In each of the cases reported Wednesday, the women at the time confided the alleged assaults to people in their inner circle, including friends and a therapist, who then corroborated what they had been told to both news organizations.   
Russell Simmons at the 2012 Green Festival in New York City.
Over and over, the women said they had waited so many years to come forward out of fear of retaliation, particularly given Simmons' position atop a vast empire of production, fashion, and lifestyle business ventures.

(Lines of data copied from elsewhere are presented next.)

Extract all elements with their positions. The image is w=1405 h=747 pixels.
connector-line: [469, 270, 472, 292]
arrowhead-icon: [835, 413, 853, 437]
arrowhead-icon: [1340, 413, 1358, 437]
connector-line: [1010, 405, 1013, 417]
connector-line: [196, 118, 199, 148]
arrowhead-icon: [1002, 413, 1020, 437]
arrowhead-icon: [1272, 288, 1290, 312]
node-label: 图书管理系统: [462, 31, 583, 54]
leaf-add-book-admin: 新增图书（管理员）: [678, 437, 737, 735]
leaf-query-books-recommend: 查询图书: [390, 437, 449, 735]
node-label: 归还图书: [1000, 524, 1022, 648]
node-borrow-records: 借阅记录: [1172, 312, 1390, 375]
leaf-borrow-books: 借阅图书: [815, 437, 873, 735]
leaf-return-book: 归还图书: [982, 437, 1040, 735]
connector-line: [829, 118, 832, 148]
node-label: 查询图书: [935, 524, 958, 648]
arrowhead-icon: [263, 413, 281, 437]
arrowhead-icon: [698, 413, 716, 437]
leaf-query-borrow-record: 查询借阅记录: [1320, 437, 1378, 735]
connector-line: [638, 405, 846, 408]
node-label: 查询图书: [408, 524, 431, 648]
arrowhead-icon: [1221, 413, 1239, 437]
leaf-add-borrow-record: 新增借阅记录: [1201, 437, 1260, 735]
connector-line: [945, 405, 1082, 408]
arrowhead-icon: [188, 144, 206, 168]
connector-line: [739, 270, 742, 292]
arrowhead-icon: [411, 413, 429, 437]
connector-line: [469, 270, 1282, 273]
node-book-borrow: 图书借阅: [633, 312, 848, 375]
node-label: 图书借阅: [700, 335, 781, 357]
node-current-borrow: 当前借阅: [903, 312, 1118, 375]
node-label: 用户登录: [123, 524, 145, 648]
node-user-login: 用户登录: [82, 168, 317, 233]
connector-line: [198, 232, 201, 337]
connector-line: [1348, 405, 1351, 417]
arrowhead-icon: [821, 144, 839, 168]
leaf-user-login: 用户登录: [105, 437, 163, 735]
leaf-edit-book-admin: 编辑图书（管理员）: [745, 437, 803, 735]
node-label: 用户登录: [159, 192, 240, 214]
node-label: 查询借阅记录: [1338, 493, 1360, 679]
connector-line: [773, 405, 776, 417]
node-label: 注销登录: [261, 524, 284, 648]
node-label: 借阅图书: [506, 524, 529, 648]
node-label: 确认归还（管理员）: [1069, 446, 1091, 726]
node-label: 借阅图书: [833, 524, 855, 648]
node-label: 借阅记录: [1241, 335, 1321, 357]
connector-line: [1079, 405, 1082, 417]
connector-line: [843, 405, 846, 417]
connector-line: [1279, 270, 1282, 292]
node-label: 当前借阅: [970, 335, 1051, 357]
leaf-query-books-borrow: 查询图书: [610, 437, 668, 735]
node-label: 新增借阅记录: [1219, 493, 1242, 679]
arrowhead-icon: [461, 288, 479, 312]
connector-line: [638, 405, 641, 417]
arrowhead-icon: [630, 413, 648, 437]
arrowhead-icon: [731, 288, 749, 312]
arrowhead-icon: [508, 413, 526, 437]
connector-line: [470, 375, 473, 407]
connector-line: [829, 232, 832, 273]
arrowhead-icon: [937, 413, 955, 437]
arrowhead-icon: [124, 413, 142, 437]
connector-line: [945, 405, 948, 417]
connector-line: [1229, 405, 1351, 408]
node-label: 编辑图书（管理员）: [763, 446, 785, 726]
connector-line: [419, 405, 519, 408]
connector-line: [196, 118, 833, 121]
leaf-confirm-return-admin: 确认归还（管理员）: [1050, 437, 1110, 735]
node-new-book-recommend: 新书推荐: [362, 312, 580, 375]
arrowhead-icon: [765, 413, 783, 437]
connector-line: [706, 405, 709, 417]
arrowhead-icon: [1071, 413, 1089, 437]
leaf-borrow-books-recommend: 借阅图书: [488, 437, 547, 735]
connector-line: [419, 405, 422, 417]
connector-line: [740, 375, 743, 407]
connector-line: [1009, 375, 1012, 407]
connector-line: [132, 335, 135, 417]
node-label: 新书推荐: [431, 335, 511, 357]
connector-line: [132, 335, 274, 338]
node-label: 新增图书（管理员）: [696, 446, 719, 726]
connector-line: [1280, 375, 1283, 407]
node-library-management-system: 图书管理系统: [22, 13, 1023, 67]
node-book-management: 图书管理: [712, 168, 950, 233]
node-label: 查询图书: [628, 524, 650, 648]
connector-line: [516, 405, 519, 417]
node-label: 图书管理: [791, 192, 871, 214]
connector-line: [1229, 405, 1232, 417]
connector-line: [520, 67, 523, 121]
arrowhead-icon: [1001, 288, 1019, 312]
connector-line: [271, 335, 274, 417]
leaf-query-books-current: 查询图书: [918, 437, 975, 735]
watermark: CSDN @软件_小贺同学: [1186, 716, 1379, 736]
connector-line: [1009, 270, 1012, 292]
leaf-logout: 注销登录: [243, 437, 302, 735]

"I didn’t want to cut off my one conduit to having any hope of a career," Dixon, the former Def Jam music exec, told the New York Times.
Hines even based an encounter in her novel Mercedes Ladies on the alleged rape, but was too scared to identify Simmons by name, instead referring to him as a powerful businessman named "Ron."
BuzzFeed News reached out to multiple women named in both reports, including Beattie, Sallie, and Dixon, as well as to the local authorities where the alleged assaults occurred.

Simmons' response

The music mogul has denied all of the allegations of misconduct against him so far. In some cases, he has acknowledged some form of relationship with the women, but insisted that at no time did he engage in nonconsensual sexual conduct.